In a manner reminiscent of the films of Christopher Nolan, British director Sean Ellis’ Metro Manila opens with two scenes that appear in quick succession and whose inclusion and significance to the story won’t make sense to the viewer until after the story has passed the 60-min mark. There is a clear logical and emotional connection between these sequences and the main characters’ actions. It’s an interesting way to open a film. If you are not a Christopher Nolan fan, don’t worry because I’m not here to tell you that it is exactly like one of his films. That’s why I’ve mentioned one more director’s name in the byline, Villeneuve’s. It almost resembles the films that he does, with the exception of Roger Deakins. Metro Manila kind of feels like the love child of Christopher Nolan and Denis Villeneuve. This is a gripping, edgy and yet poignant thriller populated with desperate characters whose actions are defined by the desperate and humiliating circumstances that they are put through.
Oscar Ramirez (Jake Macapagal) is a rice farmer trying to make ends meet in a remote province in the Philippines. As a result of a drop in prices, Oscar is unable to sell his yield for a good sum. With no other solution in front of them, he and his wife along with their two small kids move to the city of Manila to make life better for themselves. Things start to go wrong as soon as they land there. They lose their entire savings when they find out that the place they are staying in has been illegally rented out to them. They are forced to wander the streets and eventually end up finding a place in the slums. Oscar comes across a job advert looking for potential security guards for an armored truck company. A military tattoo on his arm gets him the job immediately and is soon assigned to a senior officer named Ong (John Arcilla) who takes him under his wing. Meanwhile, Oscar’s wife is able to get a job as a dancer at a strip bar. The exuberant and jovial Ong is incredibly nice to him and sees him as a trusted confidante. Ong also lets him know that an officer living in the slums might be seen as a problem by his superiors.

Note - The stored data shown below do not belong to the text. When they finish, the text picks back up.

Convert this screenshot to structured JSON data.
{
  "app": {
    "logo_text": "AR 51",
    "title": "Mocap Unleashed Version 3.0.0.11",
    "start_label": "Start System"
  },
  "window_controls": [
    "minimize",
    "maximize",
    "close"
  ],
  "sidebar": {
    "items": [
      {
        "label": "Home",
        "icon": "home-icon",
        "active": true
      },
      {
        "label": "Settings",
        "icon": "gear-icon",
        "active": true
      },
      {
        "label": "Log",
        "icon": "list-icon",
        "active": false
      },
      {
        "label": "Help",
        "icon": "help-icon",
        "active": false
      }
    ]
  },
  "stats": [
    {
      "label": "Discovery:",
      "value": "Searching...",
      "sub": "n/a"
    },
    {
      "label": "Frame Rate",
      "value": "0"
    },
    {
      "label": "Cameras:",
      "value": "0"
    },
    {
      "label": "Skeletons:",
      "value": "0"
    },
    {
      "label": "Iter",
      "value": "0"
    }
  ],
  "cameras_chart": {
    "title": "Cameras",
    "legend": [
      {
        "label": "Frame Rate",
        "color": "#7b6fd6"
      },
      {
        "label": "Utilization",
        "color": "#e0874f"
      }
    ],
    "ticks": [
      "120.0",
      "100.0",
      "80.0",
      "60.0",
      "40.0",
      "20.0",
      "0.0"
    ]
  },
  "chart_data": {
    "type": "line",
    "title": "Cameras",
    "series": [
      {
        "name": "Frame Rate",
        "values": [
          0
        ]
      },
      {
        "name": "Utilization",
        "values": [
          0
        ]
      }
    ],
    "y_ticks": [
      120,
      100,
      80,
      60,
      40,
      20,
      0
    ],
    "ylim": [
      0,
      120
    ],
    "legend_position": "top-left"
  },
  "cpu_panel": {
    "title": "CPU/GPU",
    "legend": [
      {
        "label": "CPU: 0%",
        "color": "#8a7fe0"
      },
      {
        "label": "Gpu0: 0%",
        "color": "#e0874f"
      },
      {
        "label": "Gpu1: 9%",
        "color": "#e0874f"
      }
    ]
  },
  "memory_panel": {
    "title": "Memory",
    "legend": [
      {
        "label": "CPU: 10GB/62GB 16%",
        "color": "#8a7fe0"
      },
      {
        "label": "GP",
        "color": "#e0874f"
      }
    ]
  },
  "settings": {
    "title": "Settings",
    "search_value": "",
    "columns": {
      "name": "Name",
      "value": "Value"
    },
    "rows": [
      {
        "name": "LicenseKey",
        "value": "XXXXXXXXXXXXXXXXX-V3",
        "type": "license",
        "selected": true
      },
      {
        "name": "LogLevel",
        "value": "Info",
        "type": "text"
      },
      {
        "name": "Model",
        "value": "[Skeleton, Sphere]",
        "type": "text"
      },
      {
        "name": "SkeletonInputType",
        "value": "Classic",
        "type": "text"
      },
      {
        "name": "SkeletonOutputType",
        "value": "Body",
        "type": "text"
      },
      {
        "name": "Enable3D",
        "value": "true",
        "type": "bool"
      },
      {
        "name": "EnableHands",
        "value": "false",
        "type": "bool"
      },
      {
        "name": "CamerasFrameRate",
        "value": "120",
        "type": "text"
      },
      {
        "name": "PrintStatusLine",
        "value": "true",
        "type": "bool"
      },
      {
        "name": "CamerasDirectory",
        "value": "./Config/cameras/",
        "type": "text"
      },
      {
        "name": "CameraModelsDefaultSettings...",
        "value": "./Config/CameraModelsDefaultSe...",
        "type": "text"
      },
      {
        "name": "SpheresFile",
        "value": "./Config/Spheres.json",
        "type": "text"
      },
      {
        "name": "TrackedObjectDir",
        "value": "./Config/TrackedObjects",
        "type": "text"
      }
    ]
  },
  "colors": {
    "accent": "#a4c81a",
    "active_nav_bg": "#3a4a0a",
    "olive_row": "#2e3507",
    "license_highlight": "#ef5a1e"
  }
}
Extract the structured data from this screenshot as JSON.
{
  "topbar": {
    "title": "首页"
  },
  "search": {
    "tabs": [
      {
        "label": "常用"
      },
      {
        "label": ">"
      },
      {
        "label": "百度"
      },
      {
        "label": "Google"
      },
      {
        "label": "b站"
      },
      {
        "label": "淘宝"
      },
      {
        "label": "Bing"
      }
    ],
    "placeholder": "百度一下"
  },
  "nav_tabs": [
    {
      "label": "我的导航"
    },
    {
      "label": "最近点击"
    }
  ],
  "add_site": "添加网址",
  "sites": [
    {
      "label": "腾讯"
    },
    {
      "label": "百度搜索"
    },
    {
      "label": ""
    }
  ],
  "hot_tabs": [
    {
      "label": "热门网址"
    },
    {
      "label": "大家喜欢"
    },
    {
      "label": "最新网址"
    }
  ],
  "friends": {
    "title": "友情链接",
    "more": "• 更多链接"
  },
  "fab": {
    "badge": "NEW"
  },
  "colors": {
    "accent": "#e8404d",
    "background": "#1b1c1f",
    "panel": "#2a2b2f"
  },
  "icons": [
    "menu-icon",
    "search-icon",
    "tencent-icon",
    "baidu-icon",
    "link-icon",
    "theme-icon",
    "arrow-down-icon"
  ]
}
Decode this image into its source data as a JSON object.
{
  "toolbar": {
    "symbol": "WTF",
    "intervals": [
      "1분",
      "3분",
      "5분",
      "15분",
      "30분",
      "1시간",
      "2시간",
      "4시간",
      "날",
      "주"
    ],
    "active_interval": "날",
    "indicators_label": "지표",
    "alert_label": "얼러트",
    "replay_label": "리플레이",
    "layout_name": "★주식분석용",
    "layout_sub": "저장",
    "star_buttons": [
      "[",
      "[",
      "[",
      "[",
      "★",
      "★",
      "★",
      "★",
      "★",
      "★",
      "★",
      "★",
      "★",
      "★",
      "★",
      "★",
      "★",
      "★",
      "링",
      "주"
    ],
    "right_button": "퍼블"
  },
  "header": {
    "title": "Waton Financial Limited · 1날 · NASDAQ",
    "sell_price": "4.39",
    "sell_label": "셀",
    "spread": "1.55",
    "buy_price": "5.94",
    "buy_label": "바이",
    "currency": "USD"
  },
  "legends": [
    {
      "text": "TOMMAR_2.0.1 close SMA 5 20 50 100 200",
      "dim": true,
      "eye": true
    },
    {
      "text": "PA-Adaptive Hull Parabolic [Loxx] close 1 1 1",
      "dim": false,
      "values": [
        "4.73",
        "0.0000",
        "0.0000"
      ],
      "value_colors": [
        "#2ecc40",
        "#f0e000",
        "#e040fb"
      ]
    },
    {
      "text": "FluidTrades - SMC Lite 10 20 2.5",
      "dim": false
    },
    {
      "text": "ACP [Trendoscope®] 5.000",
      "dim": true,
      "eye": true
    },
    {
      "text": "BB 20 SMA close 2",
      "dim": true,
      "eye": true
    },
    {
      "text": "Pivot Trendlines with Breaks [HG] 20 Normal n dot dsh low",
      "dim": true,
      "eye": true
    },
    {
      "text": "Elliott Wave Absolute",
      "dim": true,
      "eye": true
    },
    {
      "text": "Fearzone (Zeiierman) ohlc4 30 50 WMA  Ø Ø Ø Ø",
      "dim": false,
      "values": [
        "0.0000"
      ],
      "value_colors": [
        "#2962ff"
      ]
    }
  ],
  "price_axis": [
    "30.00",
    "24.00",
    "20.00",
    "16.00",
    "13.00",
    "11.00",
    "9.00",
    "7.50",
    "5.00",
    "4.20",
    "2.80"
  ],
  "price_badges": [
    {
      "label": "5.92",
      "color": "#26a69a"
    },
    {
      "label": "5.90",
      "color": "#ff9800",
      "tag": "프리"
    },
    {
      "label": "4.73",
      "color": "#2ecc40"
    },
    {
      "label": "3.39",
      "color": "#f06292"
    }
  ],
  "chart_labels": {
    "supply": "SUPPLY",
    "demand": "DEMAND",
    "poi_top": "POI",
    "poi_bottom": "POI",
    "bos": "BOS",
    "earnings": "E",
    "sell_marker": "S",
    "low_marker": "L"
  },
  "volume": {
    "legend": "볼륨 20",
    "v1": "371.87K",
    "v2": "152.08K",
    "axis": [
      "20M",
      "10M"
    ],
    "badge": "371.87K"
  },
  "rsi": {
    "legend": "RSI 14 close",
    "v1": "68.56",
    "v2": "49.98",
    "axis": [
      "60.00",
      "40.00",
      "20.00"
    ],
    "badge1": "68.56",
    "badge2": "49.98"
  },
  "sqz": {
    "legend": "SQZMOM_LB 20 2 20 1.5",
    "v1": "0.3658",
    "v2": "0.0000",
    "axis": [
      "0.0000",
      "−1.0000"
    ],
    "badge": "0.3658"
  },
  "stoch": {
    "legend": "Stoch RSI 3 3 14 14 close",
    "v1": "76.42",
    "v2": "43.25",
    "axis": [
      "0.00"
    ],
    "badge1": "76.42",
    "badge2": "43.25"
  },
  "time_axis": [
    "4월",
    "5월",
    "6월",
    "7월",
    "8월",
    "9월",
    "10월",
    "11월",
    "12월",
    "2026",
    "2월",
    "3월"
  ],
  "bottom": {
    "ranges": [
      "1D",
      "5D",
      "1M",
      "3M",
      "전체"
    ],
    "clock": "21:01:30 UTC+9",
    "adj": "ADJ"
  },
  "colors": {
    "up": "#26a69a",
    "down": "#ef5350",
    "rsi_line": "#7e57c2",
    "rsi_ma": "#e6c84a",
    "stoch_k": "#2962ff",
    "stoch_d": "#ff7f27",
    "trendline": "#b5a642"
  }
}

The married Ong offers to lend him his secret residence that he occasionally uses to entertain his mistress. It’s not until later that Oscar realizes that Ong may be harboring some hidden motivations and that his life is soon about to take an unexpected turn as a result of them. Revealing further would spoil the story so I’m going to stop right here.The twists are quite shocking and increases in intensity as we go further. Sean Ellis doesn’t waste a single minute setting up the story and characters and directs the film with great vigor and passion and this is evident right from the opening frames. The most striking thing about the film is it’s cinematography. Ellis knows where to point the camera and even though some of the scenes don’t last for more than five seconds, he knows how to elicit the right emotions. The performances are uniformly brilliant across the board, especially John Arcilla, whose captivating performance overshadows Jake’s in many key scenes. The film is one of the best of 2013 and it’s a shame that it went largely unnoticed by the general public.